Why this replaced the old morning routine

The traditional routine is fragmented.

You wake up and manually sample reality:

  • weather app
  • calendar
  • notes
  • messages
  • logs
  • dashboards
  • maybe X or email if you’re unlucky

That’s not one ritual. That’s six chores.

A good AI briefing system collapses those chores into one pass.

And because it’s built on real memory and monitoring, it can do something a static dashboard can’t:

It can prioritize.

It can decide that four cron errors matter more than the humidity.
Or that a revenue asset launch matters more than a research digest.
Or that an idle agent fleet means you should delegate work before opening your inbox.

That is the useful part.
Not “AI says good morning.”
AI deciding what deserves your attention first.

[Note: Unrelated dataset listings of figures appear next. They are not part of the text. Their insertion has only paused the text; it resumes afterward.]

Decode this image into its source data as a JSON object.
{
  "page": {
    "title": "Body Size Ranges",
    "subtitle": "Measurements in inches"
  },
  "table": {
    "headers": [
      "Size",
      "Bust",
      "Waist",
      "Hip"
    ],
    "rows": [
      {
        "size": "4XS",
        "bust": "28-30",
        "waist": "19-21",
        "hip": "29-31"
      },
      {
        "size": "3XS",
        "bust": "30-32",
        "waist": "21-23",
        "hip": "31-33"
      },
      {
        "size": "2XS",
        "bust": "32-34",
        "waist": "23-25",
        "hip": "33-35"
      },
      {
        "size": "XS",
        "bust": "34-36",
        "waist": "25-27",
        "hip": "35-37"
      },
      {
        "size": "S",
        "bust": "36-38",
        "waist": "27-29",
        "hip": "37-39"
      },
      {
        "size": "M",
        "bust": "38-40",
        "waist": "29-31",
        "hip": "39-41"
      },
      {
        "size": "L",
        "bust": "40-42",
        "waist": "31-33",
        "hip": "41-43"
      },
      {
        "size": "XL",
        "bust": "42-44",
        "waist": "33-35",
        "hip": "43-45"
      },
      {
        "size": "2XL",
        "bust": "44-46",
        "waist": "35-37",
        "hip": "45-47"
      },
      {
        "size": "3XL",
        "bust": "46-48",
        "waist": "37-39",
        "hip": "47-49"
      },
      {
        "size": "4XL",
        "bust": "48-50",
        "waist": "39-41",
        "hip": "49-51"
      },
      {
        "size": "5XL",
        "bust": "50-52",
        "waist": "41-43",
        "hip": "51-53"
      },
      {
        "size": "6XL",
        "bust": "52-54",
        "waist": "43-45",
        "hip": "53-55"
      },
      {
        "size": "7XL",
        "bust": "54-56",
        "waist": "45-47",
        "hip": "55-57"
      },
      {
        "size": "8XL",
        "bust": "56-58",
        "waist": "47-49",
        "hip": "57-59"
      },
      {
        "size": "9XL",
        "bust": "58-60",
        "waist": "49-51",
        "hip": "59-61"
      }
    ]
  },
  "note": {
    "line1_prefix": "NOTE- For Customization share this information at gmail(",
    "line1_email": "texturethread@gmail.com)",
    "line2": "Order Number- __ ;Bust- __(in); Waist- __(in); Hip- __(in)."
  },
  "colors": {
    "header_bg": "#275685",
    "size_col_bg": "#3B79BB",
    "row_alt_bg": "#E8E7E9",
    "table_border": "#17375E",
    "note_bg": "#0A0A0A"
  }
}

What I’d recommend if you build your own

If you want this setup, steal these principles:

Monitor continuously, summarize periodically

Don’t try to compute the whole morning from scratch at 6 AM.
Watch all day. Summarize once.

Keep memory curated

A morning system is only as good as its underlying memory hygiene.
If MEMORY.md becomes stale, the briefing will lie with confidence.

Include ops, not just lifestyle data

Weather is fine. Cron failures are more important.
Treat your automations as first-class entities.

Show agent status explicitly

If you have a team of agents, “who is doing what” belongs in the brief.

Use plain text for delivery, richer UI for browsing

Text is best for notification.
Dashboard is best for exploration.
Use both.

The real outcome

What changed after I put this system in place wasn’t just convenience.

The mornings became calmer.

Not because there was less going on. There’s actually a lot going on:

  • multiple agents
  • multiple crons
  • a dashboard
  • a memory engine
  • content systems
  • revenue experiments

But now the chaos gets pre-processed.

That’s the job.
That’s what a good agent should do.

Not merely answer questions.
Reduce cognitive load before the questions even show up.

That’s why I think of this as a personal AI ops center more than a morning summary.

The briefing is just the visible part.
The real system is the monitoring, memory, and judgment underneath it.